Making sense of language.
This way of being—always already living ahead in the end-for-which
as returning-to and disclosing—is an original, unified, fundamental
comportment whose structure expresses the “as.” The “as” has the function
of uncovering something in terms of something, of uncover something
as—i.e., as this or that. The “as” is the structure of understanding.
The understood is a ἑρμηνεία, that-which-is-understood in an understanding.
We said that understanding is a basic comportment of existence.

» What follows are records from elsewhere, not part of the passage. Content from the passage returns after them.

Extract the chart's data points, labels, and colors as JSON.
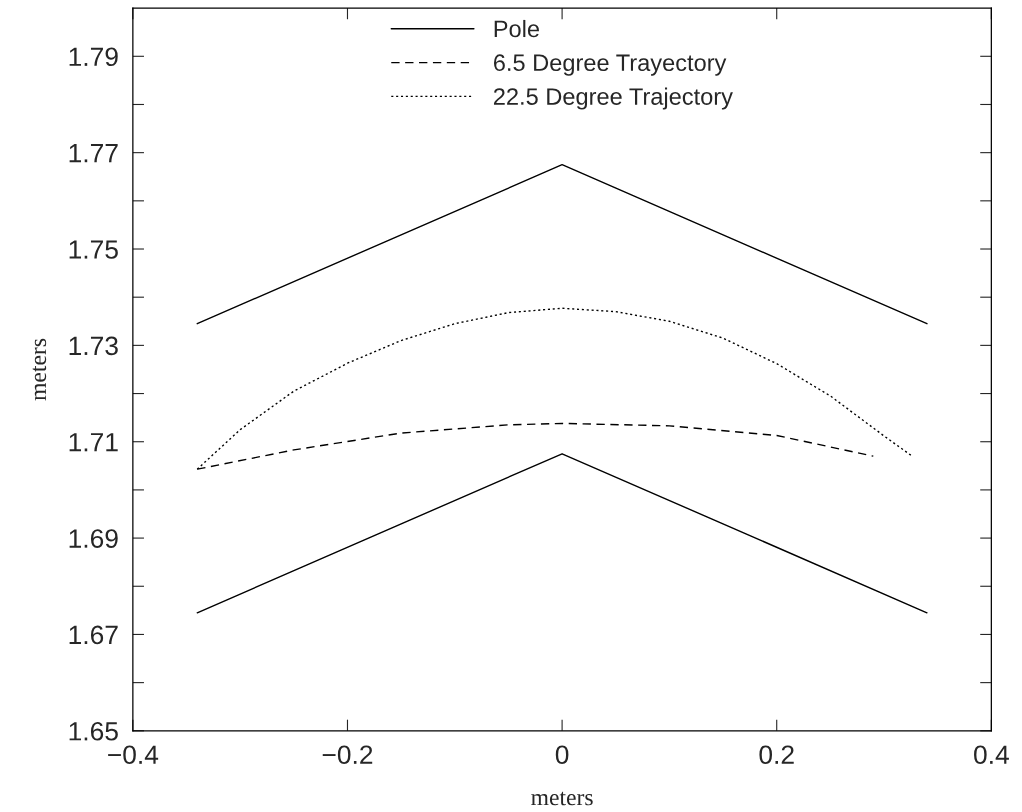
{
  "chart_data": {
    "type": "line",
    "xlabel": "meters",
    "ylabel": "meters",
    "xlim": [
      -0.4,
      0.4
    ],
    "ylim": [
      1.65,
      1.8
    ],
    "xticks": [
      {
        "value": -0.4,
        "label": "−0.4"
      },
      {
        "value": -0.2,
        "label": "−0.2"
      },
      0,
      0.2,
      0.4
    ],
    "yticks": [
      1.65,
      {
        "value": 1.66,
        "label": null
      },
      1.67,
      {
        "value": 1.68,
        "label": null
      },
      1.69,
      {
        "value": 1.7,
        "label": null
      },
      1.71,
      {
        "value": 1.72,
        "label": null
      },
      1.73,
      {
        "value": 1.74,
        "label": null
      },
      1.75,
      {
        "value": 1.76,
        "label": null
      },
      1.77,
      {
        "value": 1.78,
        "label": null
      },
      1.79
    ],
    "grid": false,
    "legend": "top",
    "marker": "none",
    "series": [
      {
        "name": "Pole",
        "color": "#000000",
        "line_style": "solid",
        "x": [
          -0.34,
          0,
          0.34
        ],
        "values": [
          1.7345,
          1.7675,
          1.7345
        ]
      },
      {
        "color": "#000000",
        "line_style": "solid",
        "x": [
          -0.34,
          0,
          0.34
        ],
        "values": [
          1.6745,
          1.7075,
          1.6745
        ]
      },
      {
        "name": "6.5 Degree Trayectory",
        "color": "#000000",
        "line_style": "dashed",
        "x": [
          -0.34,
          -0.25,
          -0.15,
          -0.05,
          0,
          0.1,
          0.2,
          0.29
        ],
        "values": [
          1.7043,
          1.7083,
          1.7118,
          1.7135,
          1.7138,
          1.7133,
          1.7113,
          1.707
        ]
      },
      {
        "name": "22.5 Degree Trajectory",
        "color": "#000000",
        "line_style": "dotted",
        "x": [
          -0.34,
          -0.3,
          -0.25,
          -0.2,
          -0.15,
          -0.1,
          -0.05,
          0,
          0.05,
          0.1,
          0.15,
          0.2,
          0.25,
          0.3,
          0.325
        ],
        "values": [
          1.7043,
          1.7125,
          1.7205,
          1.7263,
          1.731,
          1.7345,
          1.7368,
          1.7377,
          1.737,
          1.735,
          1.7315,
          1.7262,
          1.7195,
          1.7112,
          1.7072
        ]
      }
    ]
  }
}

Therefore, the structure of the “as” is the fundamental hermeneutical
structure of the being of that being which we call existence
(human life). This fundamental hermeneutical structure can be apprehended
in a relatively (and I emphasize relatively) original form of what
we called “direct dealing-with-something.”
...
Only insofar as this capacity to understand—to make sense of—already
belongs to existence, can existence express itself in sounds, such
that these vocal sounds are words that now have meaning. Because
existence, in its very being, is sense-making, it lives in meanings and
can express itself in and as meanings. Only because there are such
vocal sounds (i.e., words) that accrue to meanings, can there be individual
words, i.e., the linguistic forms that are stamped by
meaning and can be detached from that meaning. We call such a
whole of sounds in which existence’s capacity to understand has
somehow evolved and become existential, language; and when I speak
here of a whole of existence I do not mean an individual act of existence,
but being-with-each-other qua historical.